Vietnam unveils new riot police to suppress protests

Police showed off new units in a ceremony two days ago. Vietnam’s constitution guarantees the right to protest, but no law has been approved regulating it. Since 2018 the issue has not been discussed.


Hanoi (AsiaNews/Agencies) – At least 15 Vietnamese provinces and cities have set up reserve riot police battalions or regiments to suppress "illegal demonstrations" and conduct arrests for “disturbing public order".

On Wednesday, police in Ho Chi Minh City held a ceremony to show off the new unit, the Công an Nhân Dân (People’s Police) newspaper reported.

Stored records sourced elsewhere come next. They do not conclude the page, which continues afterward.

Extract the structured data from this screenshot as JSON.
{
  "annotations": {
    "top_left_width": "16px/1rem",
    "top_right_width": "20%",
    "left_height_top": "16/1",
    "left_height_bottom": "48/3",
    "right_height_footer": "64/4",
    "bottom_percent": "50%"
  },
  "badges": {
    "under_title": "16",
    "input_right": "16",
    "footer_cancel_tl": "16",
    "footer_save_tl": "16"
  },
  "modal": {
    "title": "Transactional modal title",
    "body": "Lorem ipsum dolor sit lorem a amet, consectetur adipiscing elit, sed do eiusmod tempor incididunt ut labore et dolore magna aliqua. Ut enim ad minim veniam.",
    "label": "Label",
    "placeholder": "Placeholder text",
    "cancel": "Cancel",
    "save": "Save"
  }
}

The new outfit will operate under the Ministry of Public Security or the heads of provincial police departments.

According to Radio Free Asia (RFA), the units could be used to crack down on protests by ethnic and religious minorities.

A Ho Chi Minh lawyer, whose identity cannot be revealed for security reasons, said that the “suppression of unlawful protests” goes against the Constitution of Vietnam.

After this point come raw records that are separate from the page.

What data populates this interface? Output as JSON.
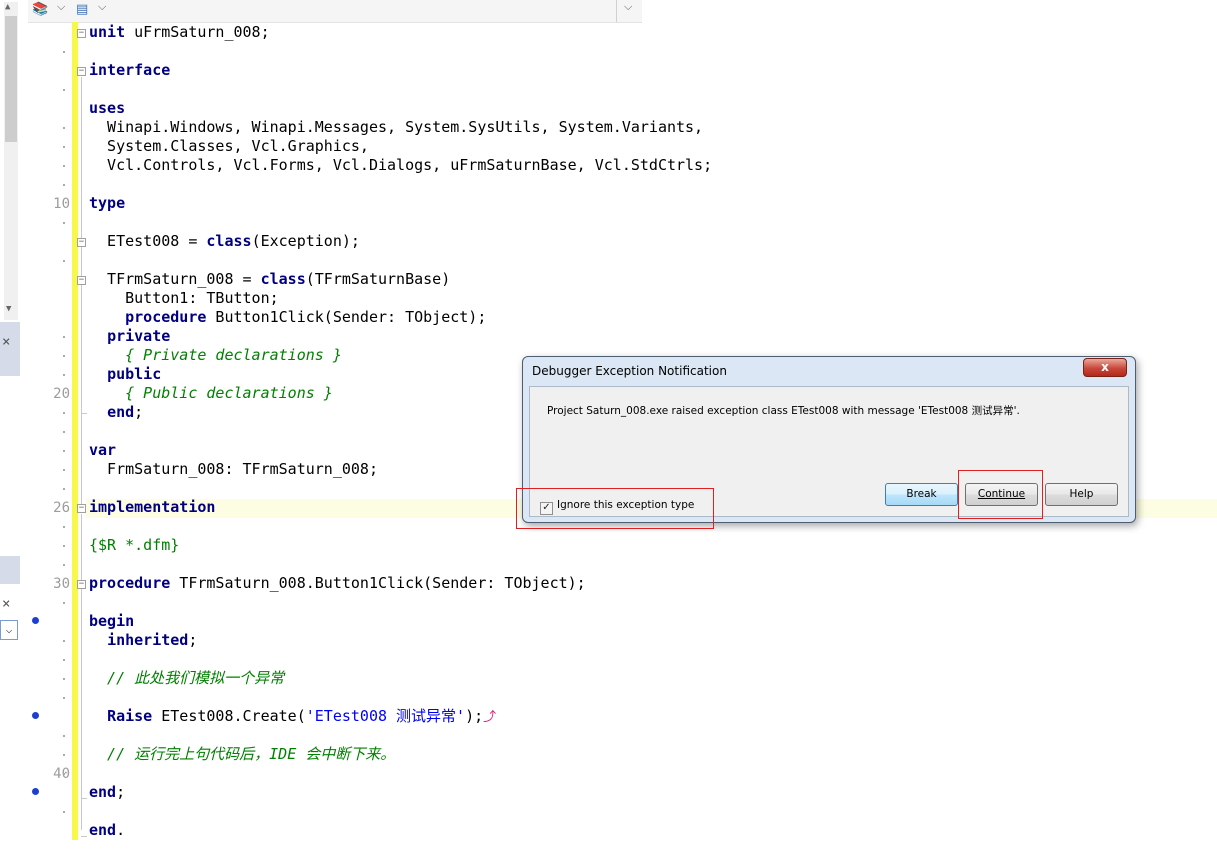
{
  "toolbar": {
    "icons": [
      "books-icon",
      "dropdown-arrow-icon",
      "layout-icon",
      "dropdown-arrow-icon",
      "dropdown-arrow-icon"
    ]
  },
  "gutter": {
    "line_numbers": [
      "10",
      "20",
      "26",
      "30",
      "40"
    ]
  },
  "code_lines": [
    {
      "kw": "unit",
      "rest": " uFrmSaturn_008;"
    },
    {
      "kw": "interface",
      "rest": ""
    },
    {
      "kw": "uses",
      "rest": ""
    },
    {
      "text": "  Winapi.Windows, Winapi.Messages, System.SysUtils, System.Variants,"
    },
    {
      "text": "  System.Classes, Vcl.Graphics,"
    },
    {
      "text": "  Vcl.Controls, Vcl.Forms, Vcl.Dialogs, uFrmSaturnBase, Vcl.StdCtrls;"
    },
    {
      "kw": "type",
      "rest": ""
    },
    {
      "pre": "  ETest008 = ",
      "kw": "class",
      "rest": "(Exception);"
    },
    {
      "pre": "  TFrmSaturn_008 = ",
      "kw": "class",
      "rest": "(TFrmSaturnBase)"
    },
    {
      "text": "    Button1: TButton;"
    },
    {
      "pre": "    ",
      "kw": "procedure",
      "rest": " Button1Click(Sender: TObject);"
    },
    {
      "pre": "  ",
      "kw": "private",
      "rest": ""
    },
    {
      "comment": "    { Private declarations }"
    },
    {
      "pre": "  ",
      "kw": "public",
      "rest": ""
    },
    {
      "comment": "    { Public declarations }"
    },
    {
      "pre": "  ",
      "kw": "end",
      "rest": ";"
    },
    {
      "kw": "var",
      "rest": ""
    },
    {
      "text": "  FrmSaturn_008: TFrmSaturn_008;"
    },
    {
      "kw": "implementation",
      "rest": ""
    },
    {
      "directive": "{$R *.dfm}"
    },
    {
      "kw": "procedure",
      "rest": " TFrmSaturn_008.Button1Click(Sender: TObject);"
    },
    {
      "kw": "begin",
      "rest": ""
    },
    {
      "pre": "  ",
      "kw": "inherited",
      "rest": ";"
    },
    {
      "comment": "  // 此处我们模拟一个异常"
    },
    {
      "pre": "  ",
      "kw": "Raise",
      "rest": " ETest008.Create(",
      "str": "'ETest008 测试异常'",
      "post": ");"
    },
    {
      "comment": "  // 运行完上句代码后，IDE 会中断下来。"
    },
    {
      "kw": "end",
      "rest": ";"
    },
    {
      "kw": "end",
      "rest": "."
    }
  ],
  "dialog": {
    "title": "Debugger Exception Notification",
    "close_label": "x",
    "message": "Project Saturn_008.exe raised exception class ETest008 with message 'ETest008 测试异常'.",
    "checkbox_label": "Ignore this exception type",
    "checkbox_checked": true,
    "buttons": {
      "break": "Break",
      "continue": "Continue",
      "help": "Help"
    }
  },
  "left_panel": {
    "close_label": "×",
    "combo_arrow": "⌵"
  }
}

“The right to protest is a constitutional right, so repression is unconstitutional”; however, no legislation exists regulating demonstrations in the country.

“According to the Vietnamese constitution, people have the right to protest, but the bill on demonstrations has been frozen for many years”; as a result, “In practice in Vietnam every protest is repressed,” said a woman who took part in demonstrations against the construction of a Chinese oil platform in Vietnam's exclusive economic zone in 2014.

In 2013, the government directed the Ministry of Public Security to draft a bill on protests. Since then, the proposed legislation was tabled and then withdrawn several times from the National Assembly’s agenda. By 2018 no lawmaker or media raised the issue again.

Overall, “fundamental civil and political rights are systematically suppressed in Vietnam,” reads the latest report (February 2022) by Human Rights Watch. “The government, under the one-party rule of the Communist Party of Vietnam (CPV), severely restricts freedom of expression, association, peaceful assembly, movement, and religion.”